Manchester is not only a great place to study English, it’s also a city that really embraces the spirit of the spooky season. We’re really getting in the mood for Halloween at New College Group, and we know all of our students in the city will soon be doing the same as the 31st of October draws near.
Our English Language School is located in Manchester, and so we wanted to explore some of the most haunted locations and terrifying tales from across the Greater Manchester area, which are sure to send a shiver down your spine.
A warning though, don’t read on if you’re alone…
The beautiful urban park in Blackley (pronounced Blakeley), known as Boggart Hole Clough is said to have a mystical and eerie atmosphere. The 190 acres of stunning ancient woodland now hosts cross country events and bonfire displays. However the Clough, which means a steep sided wooded valley in the local dialect, has a dark urban legend attached to it. It’s said that a mischievous spirit, known as a boggart haunts the woods.
Boggarts are prominent in Lancashire and Yorkshire folklore, and are said to have the ability to turn milk sour, make objects disappear and make dogs unable to walk. There’s even a story of a farmer and his family being driven from their home by a a Boggart. They ended up returning anyway after releasing the creature would follow them.
Ordsall Hall is a stunning former stately home in Salford, which dates back more than 7 centuries. It was once the home of the Radclyffe family, who came into possession of the hall in around 1335. It was even the setting of the 1842 novel Guy Fawkes, written by William Harrison Ainsworth, which suggested the Gunpowder Plot of 1605 was planned in the house. However, like many older buildings, it has its stories of hauntings.

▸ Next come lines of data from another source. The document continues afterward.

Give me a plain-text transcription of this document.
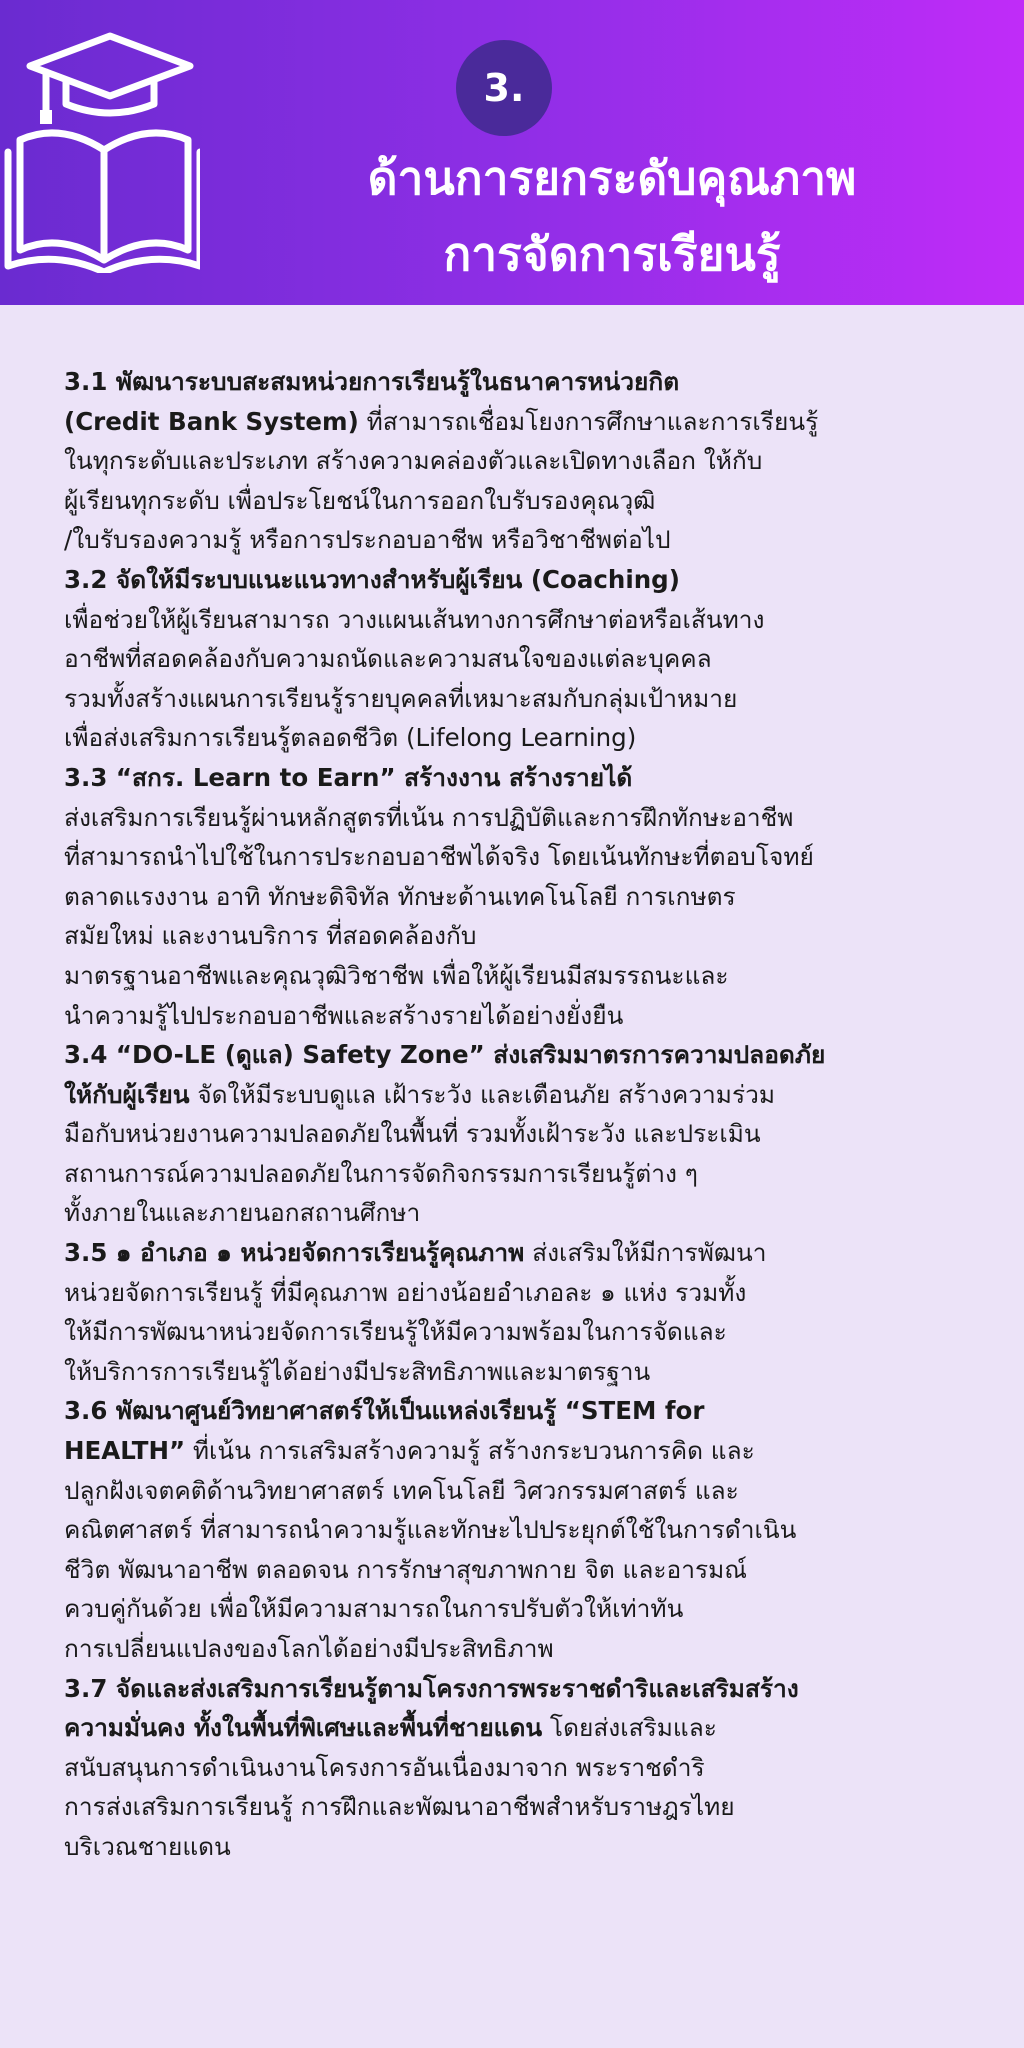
3.
ด้านการยกระดับคุณภาพ
การจัดการเรียนรู้
3.1 พัฒนาระบบสะสมหน่วยการเรียนรู้ในธนาคารหน่วยกิต
(Credit Bank System) ที่สามารถเชื่อมโยงการศึกษาและการเรียนรู้
ในทุกระดับและประเภท สร้างความคล่องตัวและเปิดทางเลือก ให้กับ
ผู้เรียนทุกระดับ เพื่อประโยชน์ในการออกใบรับรองคุณวุฒิ
/ใบรับรองความรู้ หรือการประกอบอาชีพ หรือวิชาชีพต่อไป
3.2 จัดให้มีระบบแนะแนวทางสำหรับผู้เรียน (Coaching)
เพื่อช่วยให้ผู้เรียนสามารถ วางแผนเส้นทางการศึกษาต่อหรือเส้นทาง
อาชีพที่สอดคล้องกับความถนัดและความสนใจของแต่ละบุคคล
รวมทั้งสร้างแผนการเรียนรู้รายบุคคลที่เหมาะสมกับกลุ่มเป้าหมาย
เพื่อส่งเสริมการเรียนรู้ตลอดชีวิต (Lifelong Learning)
3.3 “สกร. Learn to Earn” สร้างงาน สร้างรายได้
ส่งเสริมการเรียนรู้ผ่านหลักสูตรที่เน้น การปฏิบัติและการฝึกทักษะอาชีพ
ที่สามารถนำไปใช้ในการประกอบอาชีพได้จริง โดยเน้นทักษะที่ตอบโจทย์
ตลาดแรงงาน อาทิ ทักษะดิจิทัล ทักษะด้านเทคโนโลยี การเกษตร
สมัยใหม่ และงานบริการ ที่สอดคล้องกับ
มาตรฐานอาชีพและคุณวุฒิวิชาชีพ เพื่อให้ผู้เรียนมีสมรรถนะและ
นำความรู้ไปประกอบอาชีพและสร้างรายได้อย่างยั่งยืน
3.4 “DO-LE (ดูแล) Safety Zone” ส่งเสริมมาตรการความปลอดภัย
ให้กับผู้เรียน จัดให้มีระบบดูแล เฝ้าระวัง และเตือนภัย สร้างความร่วม
มือกับหน่วยงานความปลอดภัยในพื้นที่ รวมทั้งเฝ้าระวัง และประเมิน
สถานการณ์ความปลอดภัยในการจัดกิจกรรมการเรียนรู้ต่าง ๆ
ทั้งภายในและภายนอกสถานศึกษา
3.5 ๑ อำเภอ ๑ หน่วยจัดการเรียนรู้คุณภาพ ส่งเสริมให้มีการพัฒนา
หน่วยจัดการเรียนรู้ ที่มีคุณภาพ อย่างน้อยอำเภอละ ๑ แห่ง รวมทั้ง
ให้มีการพัฒนาหน่วยจัดการเรียนรู้ให้มีความพร้อมในการจัดและ
ให้บริการการเรียนรู้ได้อย่างมีประสิทธิภาพและมาตรฐาน
3.6 พัฒนาศูนย์วิทยาศาสตร์ให้เป็นแหล่งเรียนรู้ “STEM for
HEALTH” ที่เน้น การเสริมสร้างความรู้ สร้างกระบวนการคิด และ
ปลูกฝังเจตคติด้านวิทยาศาสตร์ เทคโนโลยี วิศวกรรมศาสตร์ และ
คณิตศาสตร์ ที่สามารถนำความรู้และทักษะไปประยุกต์ใช้ในการดำเนิน
ชีวิต พัฒนาอาชีพ ตลอดจน การรักษาสุขภาพกาย จิต และอารมณ์
ควบคู่กันด้วย เพื่อให้มีความสามารถในการปรับตัวให้เท่าทัน
การเปลี่ยนแปลงของโลกได้อย่างมีประสิทธิภาพ
3.7 จัดและส่งเสริมการเรียนรู้ตามโครงการพระราชดำริและเสริมสร้าง
ความมั่นคง ทั้งในพื้นที่พิเศษและพื้นที่ชายแดน โดยส่งเสริมและ
สนับสนุนการดำเนินงานโครงการอันเนื่องมาจาก พระราชดำริ
การส่งเสริมการเรียนรู้ การฝึกและพัฒนาอาชีพสำหรับราษฎรไทย
บริเวณชายแดน
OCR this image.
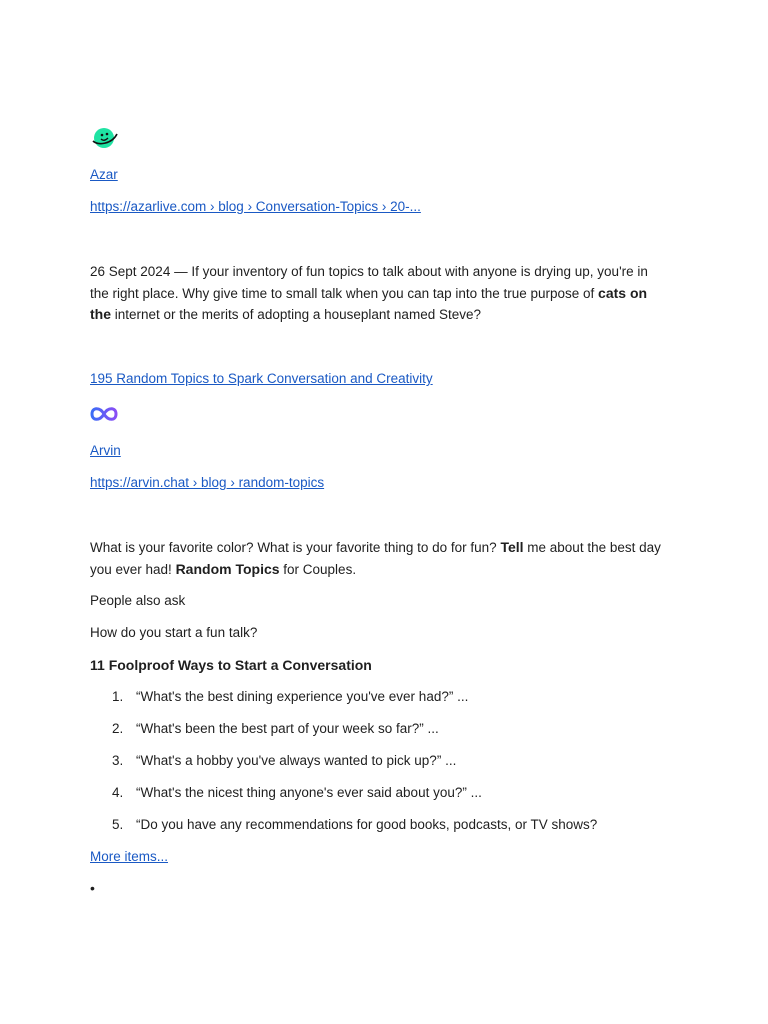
Azar
https://azarlive.com › blog › Conversation-Topics › 20-...
26 Sept 2024 — If your inventory of fun topics to talk about with anyone is drying up, you're in the right place. Why give time to small talk when you can tap into the true purpose of cats on the internet or the merits of adopting a houseplant named Steve?
195 Random Topics to Spark Conversation and Creativity
Arvin
https://arvin.chat › blog › random-topics
What is your favorite color? What is your favorite thing to do for fun? Tell me about the best day you ever had! Random Topics for Couples.
People also ask
How do you start a fun talk?
11 Foolproof Ways to Start a Conversation
1. “What's the best dining experience you've ever had?” ...
2. “What's been the best part of your week so far?” ...
3. “What's a hobby you've always wanted to pick up?” ...
4. “What's the nicest thing anyone's ever said about you?” ...
5. “Do you have any recommendations for good books, podcasts, or TV shows?
More items...
•
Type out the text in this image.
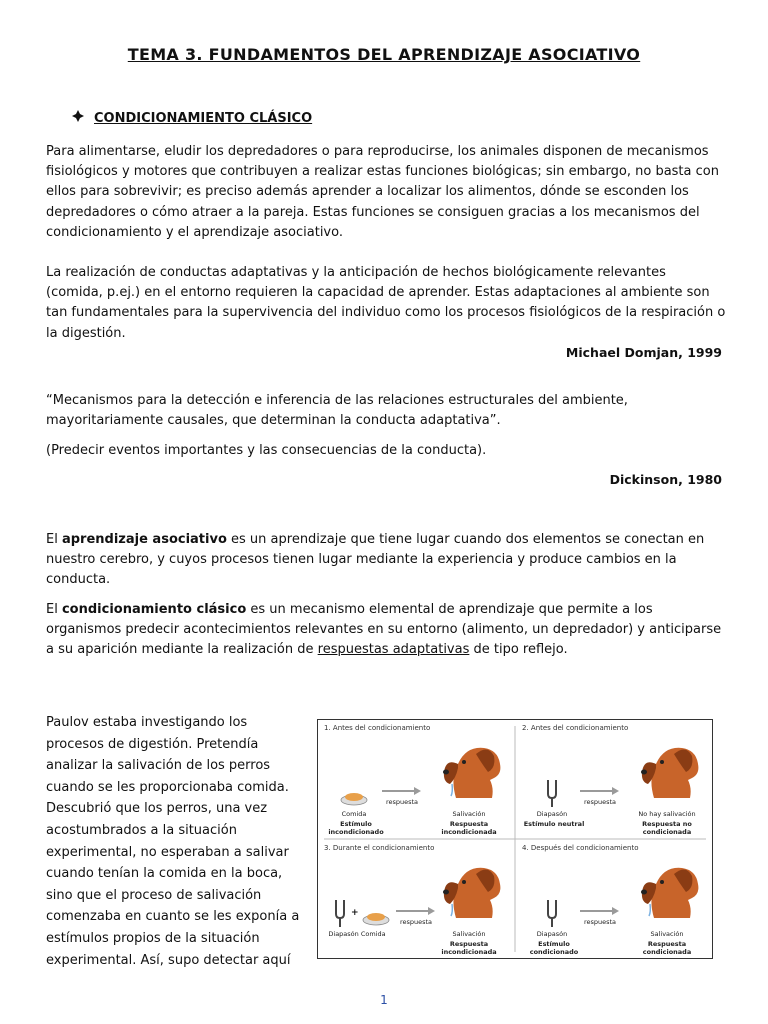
TEMA 3. FUNDAMENTOS DEL APRENDIZAJE ASOCIATIVO
CONDICIONAMIENTO CLÁSICO
Para alimentarse, eludir los depredadores o para reproducirse, los animales disponen de mecanismos fisiológicos y motores que contribuyen a realizar estas funciones biológicas; sin embargo, no basta con ellos para sobrevivir; es preciso además aprender a localizar los alimentos, dónde se esconden los depredadores o cómo atraer a la pareja. Estas funciones se consiguen gracias a los mecanismos del condicionamiento y el aprendizaje asociativo.
La realización de conductas adaptativas y la anticipación de hechos biológicamente relevantes (comida, p.ej.) en el entorno requieren la capacidad de aprender. Estas adaptaciones al ambiente son tan fundamentales para la supervivencia del individuo como los procesos fisiológicos de la respiración o la digestión.
Michael Domjan, 1999
“Mecanismos para la detección e inferencia de las relaciones estructurales del ambiente, mayoritariamente causales, que determinan la conducta adaptativa”.
(Predecir eventos importantes y las consecuencias de la conducta).
Dickinson, 1980
El aprendizaje asociativo es un aprendizaje que tiene lugar cuando dos elementos se conectan en nuestro cerebro, y cuyos procesos tienen lugar mediante la experiencia y produce cambios en la conducta.
El condicionamiento clásico es un mecanismo elemental de aprendizaje que permite a los organismos predecir acontecimientos relevantes en su entorno (alimento, un depredador) y anticiparse a su aparición mediante la realización de respuestas adaptativas de tipo reflejo.
Paulov estaba investigando los procesos de digestión. Pretendía analizar la salivación de los perros cuando se les proporcionaba comida. Descubrió que los perros, una vez acostumbrados a la situación experimental, no esperaban a salivar cuando tenían la comida en la boca, sino que el proceso de salivación comenzaba en cuanto se les exponía a estímulos propios de la situación experimental. Así, supo detectar aquí
1. Antes del condicionamiento
respuesta
Comida
Estímulo incondicionado
Salivación
Respuesta incondicionada
2. Antes del condicionamiento
respuesta
Diapasón
Estímulo neutral
No hay salivación
Respuesta no condicionada
3. Durante el condicionamiento
+
respuesta
Diapasón Comida	Salivación
Respuesta incondicionada
4. Después del condicionamiento
respuesta
Diapasón
Estímulo condicionado
Salivación
Respuesta condicionada
1
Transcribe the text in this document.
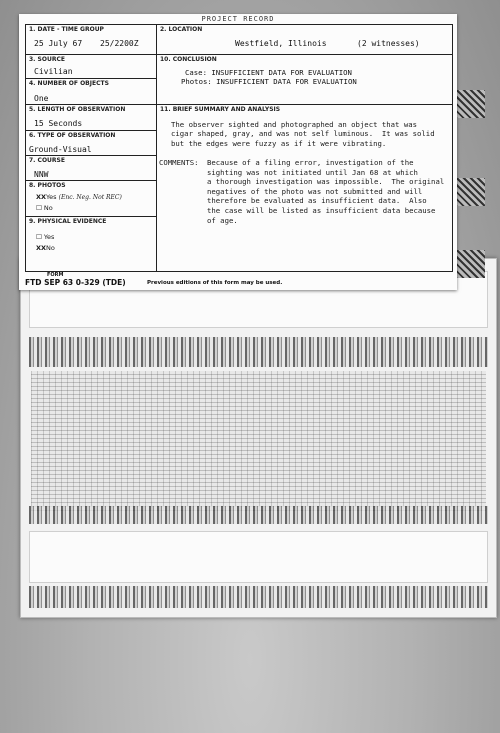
PROJECT RECORD
1. DATE - TIME GROUP
25 July 67 25/2200Z
3. SOURCE
Civilian
4. NUMBER OF OBJECTS
One
5. LENGTH OF OBSERVATION
15 Seconds
6. TYPE OF OBSERVATION
Ground-Visual
7. COURSE
NNW
8. PHOTOS
XXYes (Enc. Neg. Not REC)
☐ No
9. PHYSICAL EVIDENCE
☐ Yes
XXNo
2. LOCATION
Westfield, Illinois	(2 witnesses)
10. CONCLUSION
Case: INSUFFICIENT DATA FOR EVALUATION
Photos: INSUFFICIENT DATA FOR EVALUATION
11. BRIEF SUMMARY AND ANALYSIS
The observer sighted and photographed an object that was
cigar shaped, gray, and was not self luminous.  It was solid
but the edges were fuzzy as if it were vibrating.
COMMENTS: Because of a filing error, investigation of the
sighting was not initiated until Jan 68 at which
a thorough investigation was impossible.  The original
negatives of the photo was not submitted and will
therefore be evaluated as insufficient data.  Also
the case will be listed as insufficient data because
of age.
FORM
FTD SEP 63 0-329 (TDE)	Previous editions of this form may be used.
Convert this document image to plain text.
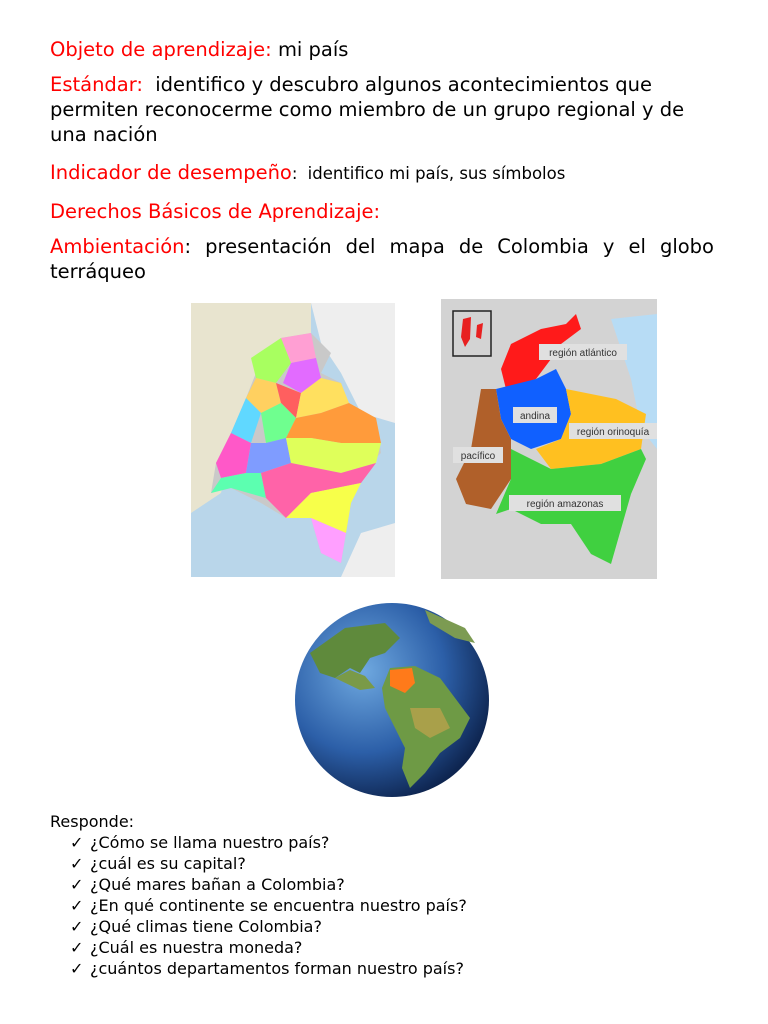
Objeto de aprendizaje: mi país
Estándar: identifico y descubro algunos acontecimientos que permiten reconocerme como miembro de un grupo regional y de una nación
Indicador de desempeño: identifico mi país, sus símbolos
Derechos Básicos de Aprendizaje:
Ambientación: presentación del mapa de Colombia y el globo terráqueo
región atlántico
andina
región orinoquía
pacífico
región amazonas
Responde:
✓ ¿Cómo se llama nuestro país?
✓ ¿cuál es su capital?
✓ ¿Qué mares bañan a Colombia?
✓ ¿En qué continente se encuentra nuestro país?
✓ ¿Qué climas tiene Colombia?
✓ ¿Cuál es nuestra moneda?
✓ ¿cuántos departamentos forman nuestro país?
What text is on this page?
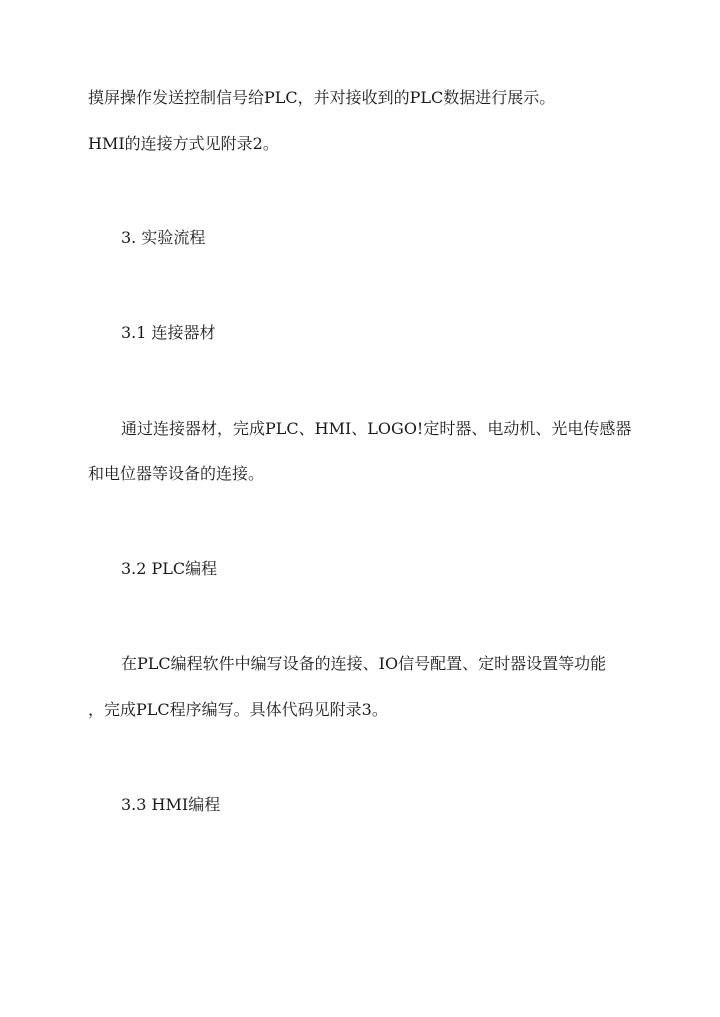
摸屏操作发送控制信号给PLC，并对接收到的PLC数据进行展示。
HMI的连接方式见附录2。
3. 实验流程
3.1 连接器材
通过连接器材，完成PLC、HMI、LOGO!定时器、电动机、光电传感器
和电位器等设备的连接。
3.2 PLC编程
在PLC编程软件中编写设备的连接、IO信号配置、定时器设置等功能
，完成PLC程序编写。具体代码见附录3。
3.3 HMI编程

Several spooky tales surround the old Tudor manor, including a particular ghostly spectre that has been named, the White Lady. She is said to appear in the Great Hall or Star Chamber, which are the oldest parts of the building. It’s believed that the ghost could be a former maid of honour to Queen Elizabeth I, a jilted bride, or the spirit of Margaret Radclyffe herself who apparently died in 1599 of a broken heart. Brave guests can spend a night at the hall, or even watch the live ghost cams on the website.
Manchester has many secret hidden gems, but lying just below the surface of the city is a complex network of secret subterranean passageways and underground tunnels. This labyrinth beneath Manchester stretches under large parts of the city centre, hiding long forgotten memories, and spine-tingling tales.
The unsettling underground tunnels were built during World War Two, and include the remnants of an old communications bunker, air raid shelters, canal and river tunnels, shops, and even a tube station that was never used. Visitors can book themselves onto ghost walks that explore the creepy passageways.
There’s many tall tales that have become embedded in UK folklore over the centuries. One of the most widely spread stories that stretched across the countryside was that of the ghostly ‘hellhound’ known as the Black Shuck. The hulking, 7 foot tall sinister beast was said to have roamed East Anglia in the 16th century, terrorising and striking fear into the hearts of any who came across its path.
Described as having shaggy black hair and flaming red eyes, the beast placed a fatal curse onto anyone who happened to catch a single glimpse of it. Those who heard it’s haunting howl were warned to close their eyes. It seems the curse of the Black Shuck spread to Manchester too, as there have been reported sightings of the creature prowling the city streets. One incident reported that the hound attacked a tradesman outside the Manchester Cathedral in 1825.
Wardley Hall is a magnificent medieval manor house and a located in the Wardley area of Worsley. The Grade I listed building is one of the few places in the whole of the Northwest to be mentioned in the Domesday Book. It’s now a residence for the Roman Catholic Bishops of Salford, but harbours a chilling history, centred around a screaming skull.
The preserved skull is believed to be that of Father Ambrose Barlow, who was hung, drawn and quartered in 1641. It’s still kept at the hall to this day, and the story goes that the grisly relic is in fact cursed. Legend says that the skull is indestructible and would wreak havoc if anyone tried to remove it from the building.
As you can see there’s plenty of spooky stories to hear and sights to see as you study English in Manchester this Halloween.